If the idea of getting the best out of each person in your organization weren’t compelling enough for you, how about the frightening costs associated with not doing so. Costs such as employee turnover (currently estimated at 20% of a person’s salary), and the staggering lack of employee engagement (currently estimated at 85%).
While I would encourage you to watch the full TedTalk, below I’ve shared three of the principles he discusses. This is good fodder for leaders and aspiring leaders to consider.
- The dangers outside the organization aren’t going away. It’s the conditions inside the organization that matter.
Each day, organizations are faced with ‘dangers’ such as shifting regulations, a changing competitive landscape, and much more. For those familiar with the SWOT analysis methodology, these dangers are typically framed as either weaknesses or threats. And organizations invest a great deal of time and effort trying to shore up those perceived gaps. What Sinek is positing is that while it is important for us to understand our weaknesses and threats, we are better served to harness the organizations talents and energies on expanding our strengths and opportunities. Said differently, rather than focusing on what we cannot control (the external environment), we are better served to create the conditions inside the organization to succeed regardless. A twist on the SWOT methodology that I think helps with this reframing is SOAR methodology. This methodology replaces weaknesses and threats with Aspirations and Results. This framework gives the power back to the organization. What are our strengths? What are our opportunities? What are our aspirations? How will we measure our progress (What are the results we’re looking for?)?

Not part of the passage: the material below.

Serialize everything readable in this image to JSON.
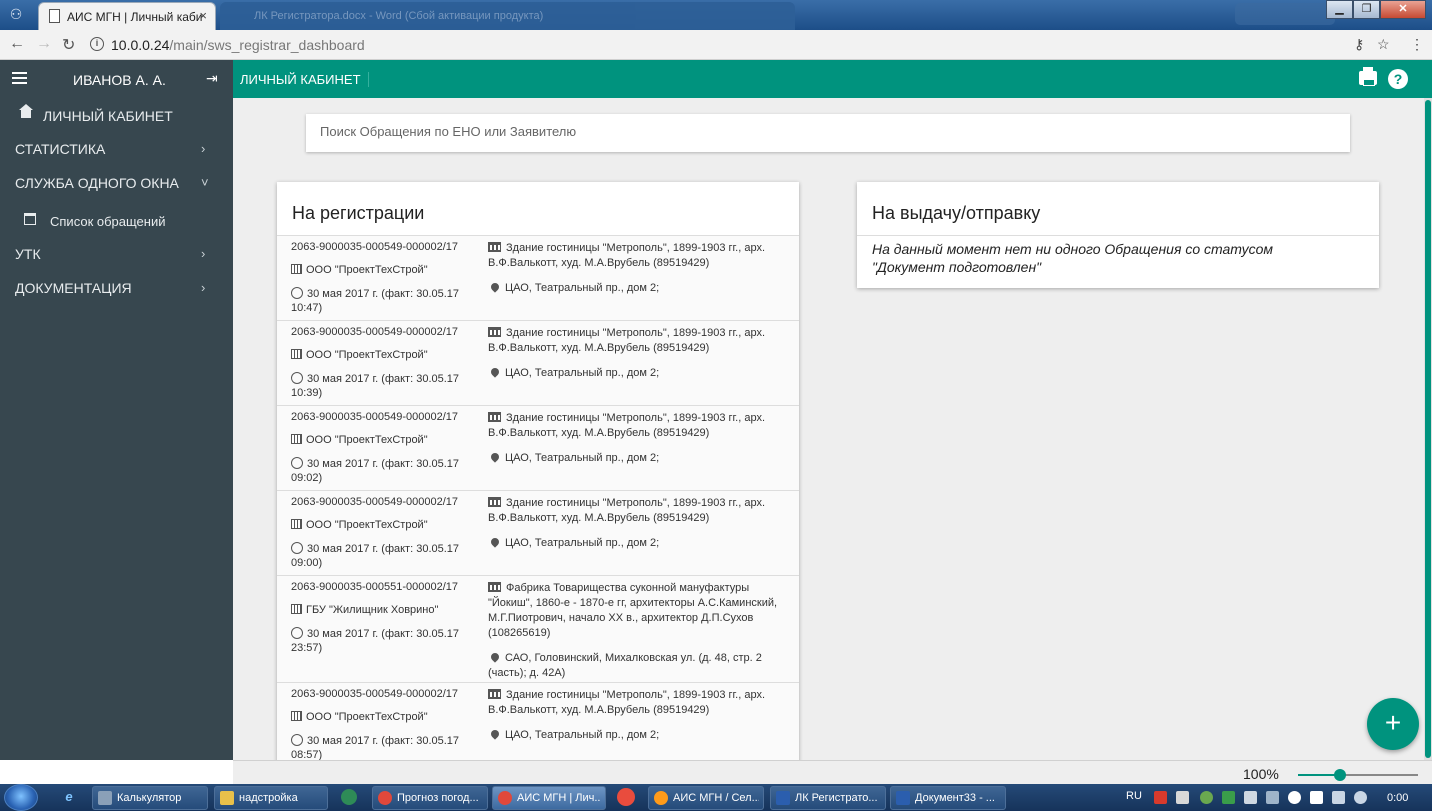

- Employees are heart counts, not head counts. If you ever had hard times in your family, would you ever consider laying off one of your children?
The analogy Sinek is making here is to think about your employees as human beings rather than human resources. Sinek offers two compelling examples of organizations whose leadership refused to treat employees as commodities to be sacrificed. Importantly, in the second example he shares the positive impact this leader’s decision to implement a company-wide furlough program rather than lay-off’s, had on morale, productivity and financial results. The employees in these organizations know that they are valued members of a team and, when faced with adversity, these teams will rally to support the leader. Locally, we are reminded of two cases, Market Basket (see Market Basket: Workers risk it all for their boss) and PolarTec (see The Mensch Of Malden Mills) that exemplify this.
Sinek also contrasts the behavior of employees in two different organizations in the same industry with regard to how they treat their customers. In the first, the employee points to the repercussions on them if they deviate from company policy as the reason for their curt behavior. Whereas, employees in the second organization are known for actively working to ensure a positive customer experience. Sinek’s hypothesis for the difference, leaders in the latter organization have created an environment where the employees feel safe to take those risks.
- Leadership is a choice. It is not a rank.
I have said this often, title does not equate to leadership. To paraphrase Sinek, we acquiesce to authority because they have power over us; we follow leaders. There is a vast difference. Employees who do not view you as a leader will not expend ancillary effort nor will you benefit from their full potential. I have had the opportunity to work for and with some incredible leaders in my career. While I no longer work with them, I would still welcome their call and help them however I could. In each case, they created a clear and compelling vision, treated me with honesty and respect, and took an interest in my aspirations. And, I have been made a better leader by the talented individuals I’ve had the good fortune of working with. I hope those that work with me might say something similar.
This Ted Talk is a wonderful antithesis to the thinking, “People don’t leave organizations. They leave leaders.” People will stay with, and even follow, good leaders. How can you create an environment that inspires your employees to fulfill their potential?